Though she first played Arcati in 2009 and again last year in England for five months, the actress still works to make each moment unique. “Every time I go out of the box onto the stage,” she says, “I am going to bring, hopefully, a fresh approach. Also earnestness because I think Arcati is totally serious in her abilities as a medium, even though she’s a funny character. I’m always going for something that’s better. Not to upset the other actors, this is the thing that I believe one has to do every single time you play the part.”

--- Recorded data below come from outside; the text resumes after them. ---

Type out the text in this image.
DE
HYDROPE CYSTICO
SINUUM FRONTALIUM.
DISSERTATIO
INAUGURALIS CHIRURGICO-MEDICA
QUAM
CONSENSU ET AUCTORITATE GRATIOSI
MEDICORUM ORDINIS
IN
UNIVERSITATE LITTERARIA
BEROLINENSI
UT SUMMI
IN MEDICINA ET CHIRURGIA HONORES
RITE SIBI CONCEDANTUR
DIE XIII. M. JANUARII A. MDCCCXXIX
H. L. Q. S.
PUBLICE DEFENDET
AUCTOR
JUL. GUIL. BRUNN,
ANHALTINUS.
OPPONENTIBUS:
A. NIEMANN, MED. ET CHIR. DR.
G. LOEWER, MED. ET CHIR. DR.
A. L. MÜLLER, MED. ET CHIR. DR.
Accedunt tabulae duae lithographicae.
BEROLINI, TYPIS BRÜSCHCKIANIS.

After being dissatisfied with the roles she was offered while under contract with MGM, Lansbury made the decision that changed her life. “I had no reputation except as an also-ran. It was very discouraging. I had to pack up and go back to Broadway. That was a great decision I made. Thank God. I never looked back and I never came back to Hollywood to make a film.”
Upon her return to Broadway, the actress played the title character in Mame (1966 and 1983), Mama Rose in Gypsy (1974), Madame Arnfeldt in A Little Night Music (2009) and Mrs. Lovett in Sweeney Todd (1979.) In fact, the last performance she gave as Lovett was at the Dorothy Chandler Pavilion in 1981.
After the Blithe Spirit tour (which goes on to San Francisco, Toronto and Washington, D.C.) Lansbury hopes to appear in a production of the Enid Bagnold play The Chalk Garden. “Enid wrote the book of National Velvetwhich is a film I did at the beginning of my career with Elizabeth Taylor. She was the most interesting authoress of her day. She wrote this play back in the 1930s or maybe a little later. It’s a small play but has to be carefully cast.”
And if she had to give up acting, what would she do? “That’s a hell of a question, isn’t it? I’d take up causes and become more involved on a personal level with the things I care about: children and also educating children in schools to have more access to dance and music and singing and acting. I think it’s a wonderful developer to have that access and they don’t have that in the schools today.”
Until that day comes, Lansbury will continue to tread the boards as she is currently doing. With her entrance and most exits in Blithe Spirit she is overwhelmed with applause from the audience. “It simply means here’s an old friend. Here’s somebody we know and we’re very happy to welcome her back to Los Angeles, back to the theatre. That’s a lovely feeling. Familiarity can breed contempt, but it can also breed friendship and I sense that friendship.”